On p-generalized elliptical random processes

Abstract

We introduce rank-k-continuous axis-aligned p-generalized elliptically contoured distributions and study their properties such as stochastic representations, moments, and density-like representations. Applying the Kolmogorov existence theorem, we prove the existence of random processes having axis-aligned p-generalized elliptically contoured finite dimensional distributions with arbitrary location and scale functions and a consistent sequence of density generators of p-generalized spherical invariant distributions. Particularly, we consider scale mixtures of rank-k-continuous axis-aligned p-generalized elliptically contoured Gaussian distributions and answer the question when an n-dimensional rank-k-continuous axis-aligned p-generalized elliptically contoured distribution is representable as a scale mixture of n-dimensional rank-k-continuous p-generalized Gaussian distribution for a suitable mixture distribution of a positive random variable.

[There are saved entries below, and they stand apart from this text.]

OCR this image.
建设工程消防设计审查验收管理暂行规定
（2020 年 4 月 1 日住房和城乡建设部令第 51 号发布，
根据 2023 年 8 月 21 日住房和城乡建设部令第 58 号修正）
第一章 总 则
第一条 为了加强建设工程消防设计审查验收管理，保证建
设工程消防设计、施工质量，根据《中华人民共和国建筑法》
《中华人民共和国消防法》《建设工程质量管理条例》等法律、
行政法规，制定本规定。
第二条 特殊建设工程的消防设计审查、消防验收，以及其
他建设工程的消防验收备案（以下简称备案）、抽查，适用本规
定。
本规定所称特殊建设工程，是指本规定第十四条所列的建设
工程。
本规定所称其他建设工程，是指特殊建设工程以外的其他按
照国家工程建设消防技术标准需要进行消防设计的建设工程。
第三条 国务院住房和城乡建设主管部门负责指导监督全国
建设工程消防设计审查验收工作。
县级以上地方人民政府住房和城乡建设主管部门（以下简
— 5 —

Based on this class of multivariate probability distributions, we introduce scale mixed p-generalized Gaussian processes having axis-aligned finite dimensional distributions being p-generalizations of elliptical random processes. Additionally, some of their characteristic properties are discussed and approximates of trajectories of several examples such as p-generalized Student-t and p-generalized Slash processes having axis-aligned finite dimensional distributions are simulated with the help of algorithms to simulate rank-k-continuous axis-aligned p-generalized elliptically contoured distributions.